16 July 2013

Landscape Geophysics

It is the time of year when all of the fields are full of that annoying stuff called crops, so my options for survey are limited. I've been spending the time writing my book and being sociable for a change. Here is a small extract, musings on the subject of Landscape Geophysics.

Landscape archaeology is the study of not just one site, but the way in which peoples used and modified the environment around them. It uses a multitude of techniques, such as remote sensing, geophysics, environmental archaeology, excavation and bioarchaeology. This gives a broad picture of land use rather than focusing on one particular site. The usual course of events in archaeology usually involves three steps.

1) Exploration. Finding a site by methods such as remote sensing, metal detecting or looking for pottery scatters.
2) Survey. Study of the site by fieldwalking, geophysics and earthwork survey.
3) Excavation. Answering specific questions about the site by targeting excavations to answer them.
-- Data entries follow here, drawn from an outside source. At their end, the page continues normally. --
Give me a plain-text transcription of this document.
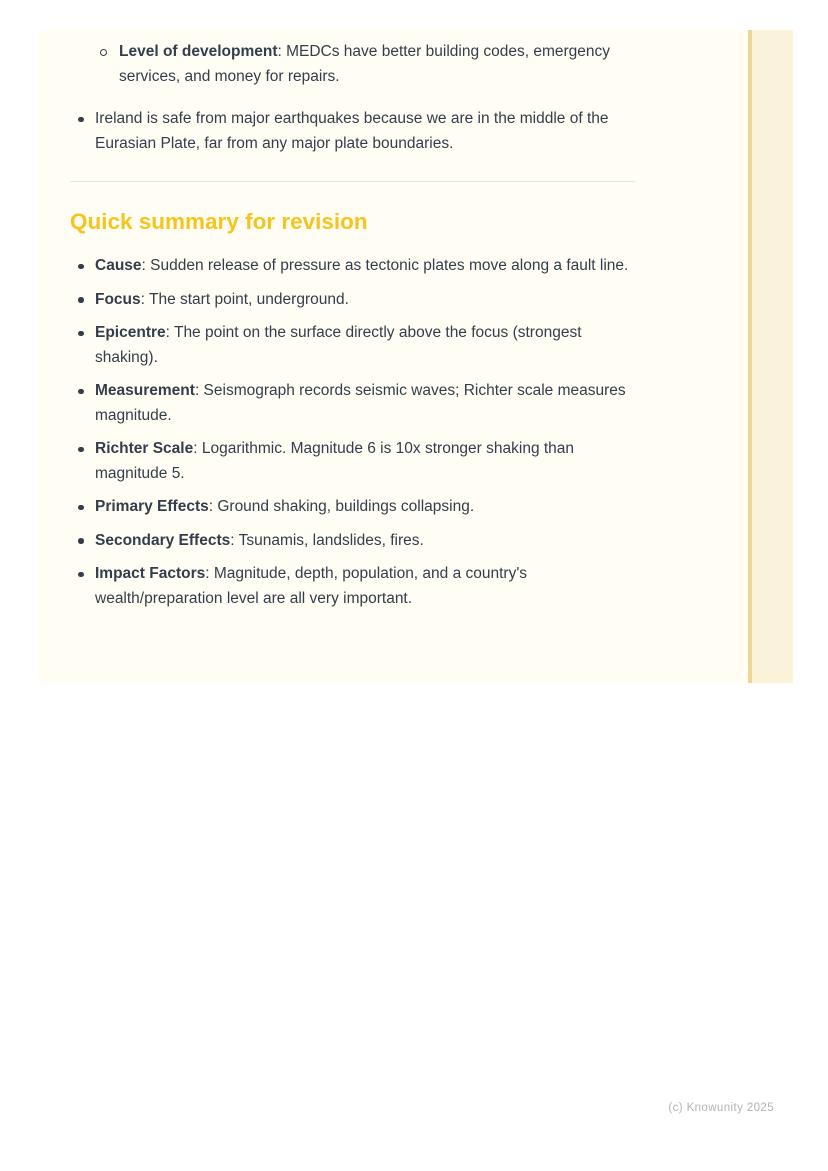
Level of development: MEDCs have better building codes, emergency services, and money for repairs.
Ireland is safe from major earthquakes because we are in the middle of the Eurasian Plate, far from any major plate boundaries.
Quick summary for revision
Cause: Sudden release of pressure as tectonic plates move along a fault line.
Focus: The start point, underground.
Epicentre: The point on the surface directly above the focus (strongest shaking).
Measurement: Seismograph records seismic waves; Richter scale measures magnitude.
Richter Scale: Logarithmic. Magnitude 6 is 10x stronger shaking than magnitude 5.
Primary Effects: Ground shaking, buildings collapsing.
Secondary Effects: Tsunamis, landslides, fires.
Impact Factors: Magnitude, depth, population, and a country's wealth/preparation level are all very important.
(c) Knowunity 2025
The problem I have found is with the third part. It takes an awful lot of time and effort to excavate and publish a site, even if the excavated areas are quite small. There are pros and cons to excavation. A site that would take a couple of weeks to geophys might take about 200 years to fully excavate if the same area was covered (not that you would want to). Of course, excavation can provide a huge amount of information about dating, phasing and the use of the site, whereas geophysics will only give you a basic layout. The pay-off comes when you survey a site and move on to the next. Rather than digging that site for the next 20 years, you could survey hundreds of sites in that time, building up basic information on a huge area. This enables the study of a landscape that the time restrictions of excavation would not allow, and this is the method I have chosen to study the Roman road network.  

Roman roads and their associated settlements show up well using geophysics. It is a landscape that is being ploughed away. It will not be there forever. By studying as wide an area as possible, not only will the limited information that geophysics provides be available long after the site is destroyed, but it offers the chance to save such sites using schemes such as Higher Level Stewardship. The study of the road network itself gives a better understanding of what the Romans were trying to achieve in their occupation, giving the basic layout of their entire infrastructure. It is archaeology on a large scale. Where you lose the finer detail, you gain a much broader picture of what is going on. That is what I like to call Landscape Geophysics.

I am not for a moment suggesting that excavation is bad. I am saying that the two methods are complementary, and a greater balance between the two would benefit archaeology as a whole.